The bicycles would be part of San Francisco's effort to become the first major U.S. city with a government-backed bike-sharing program, something that has caught on in Europe.
For years, San Francisco has had a transit-first policy intended to discourage commuters from driving to work. That's resulted in fewer parking garages, higher parking fees and fines, and new bicycle lanes on scores of streets.
Now comes the next step -- making bikes plentiful and accessible, and available on the same up-front fee model as the city's car-sharing program.

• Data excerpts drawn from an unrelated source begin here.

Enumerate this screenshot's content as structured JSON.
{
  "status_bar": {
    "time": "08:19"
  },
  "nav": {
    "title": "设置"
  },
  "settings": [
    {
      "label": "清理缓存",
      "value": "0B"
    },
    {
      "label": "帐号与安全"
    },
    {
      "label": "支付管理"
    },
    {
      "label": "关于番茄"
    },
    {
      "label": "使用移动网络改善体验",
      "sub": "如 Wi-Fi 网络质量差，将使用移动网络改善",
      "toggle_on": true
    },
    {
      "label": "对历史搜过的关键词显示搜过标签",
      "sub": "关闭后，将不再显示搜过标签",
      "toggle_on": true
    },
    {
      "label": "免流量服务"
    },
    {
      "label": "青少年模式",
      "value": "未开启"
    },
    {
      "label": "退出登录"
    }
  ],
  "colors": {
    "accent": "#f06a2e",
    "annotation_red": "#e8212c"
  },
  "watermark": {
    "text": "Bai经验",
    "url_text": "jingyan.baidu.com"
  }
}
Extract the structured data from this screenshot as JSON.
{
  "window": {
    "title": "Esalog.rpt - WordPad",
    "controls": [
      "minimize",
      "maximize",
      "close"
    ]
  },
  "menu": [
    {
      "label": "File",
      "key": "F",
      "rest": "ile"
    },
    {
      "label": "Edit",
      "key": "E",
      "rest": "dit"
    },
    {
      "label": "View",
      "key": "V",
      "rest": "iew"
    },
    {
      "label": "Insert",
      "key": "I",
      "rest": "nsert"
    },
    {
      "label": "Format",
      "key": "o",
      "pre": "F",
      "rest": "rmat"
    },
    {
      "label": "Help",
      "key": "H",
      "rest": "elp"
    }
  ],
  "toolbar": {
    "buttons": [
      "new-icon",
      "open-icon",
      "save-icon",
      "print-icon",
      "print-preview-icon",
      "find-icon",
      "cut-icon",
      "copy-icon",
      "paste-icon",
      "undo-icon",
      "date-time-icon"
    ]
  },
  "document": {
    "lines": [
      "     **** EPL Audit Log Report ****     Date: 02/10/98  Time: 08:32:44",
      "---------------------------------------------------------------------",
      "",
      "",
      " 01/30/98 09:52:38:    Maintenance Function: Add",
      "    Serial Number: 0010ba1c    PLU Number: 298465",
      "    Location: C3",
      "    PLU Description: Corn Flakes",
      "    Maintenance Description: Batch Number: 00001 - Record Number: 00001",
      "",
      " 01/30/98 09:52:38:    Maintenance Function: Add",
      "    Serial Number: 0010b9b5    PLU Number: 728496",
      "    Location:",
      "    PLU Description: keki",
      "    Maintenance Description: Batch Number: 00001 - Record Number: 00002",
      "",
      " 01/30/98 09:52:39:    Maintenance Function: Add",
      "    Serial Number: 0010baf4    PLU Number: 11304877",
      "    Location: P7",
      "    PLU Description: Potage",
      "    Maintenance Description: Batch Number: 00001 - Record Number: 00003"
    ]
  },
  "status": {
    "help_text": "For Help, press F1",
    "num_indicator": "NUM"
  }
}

San Francisco resident Jim Greer compares this idea with ZipCar and brings up some good points:
Most people use the bus to commute. So all the bikes would be needed at the same time and place. And if you live close enough to a bus stop for this to be convenient, you’re less likely to need a bike anyway.
Cars are expensive and take up a lot of space. Bikes are cheap and don’t take up a lot of space. So having an elaborate system to rent them and track who’s using one seems pointless.
But then he read about a similar bike rental system in Lyons, in which he learned that 22,000 bike rentals occur daily. "I think something like this could work in SF," Jim concludes.
Jim, by the way, is a member of the San Francisco Bicycle Coalition and a member of ZipCar. He also owns Kongregate, an online gaming portal with Web 2.0 community features. Think of it as a Flickr or YouTube for video games.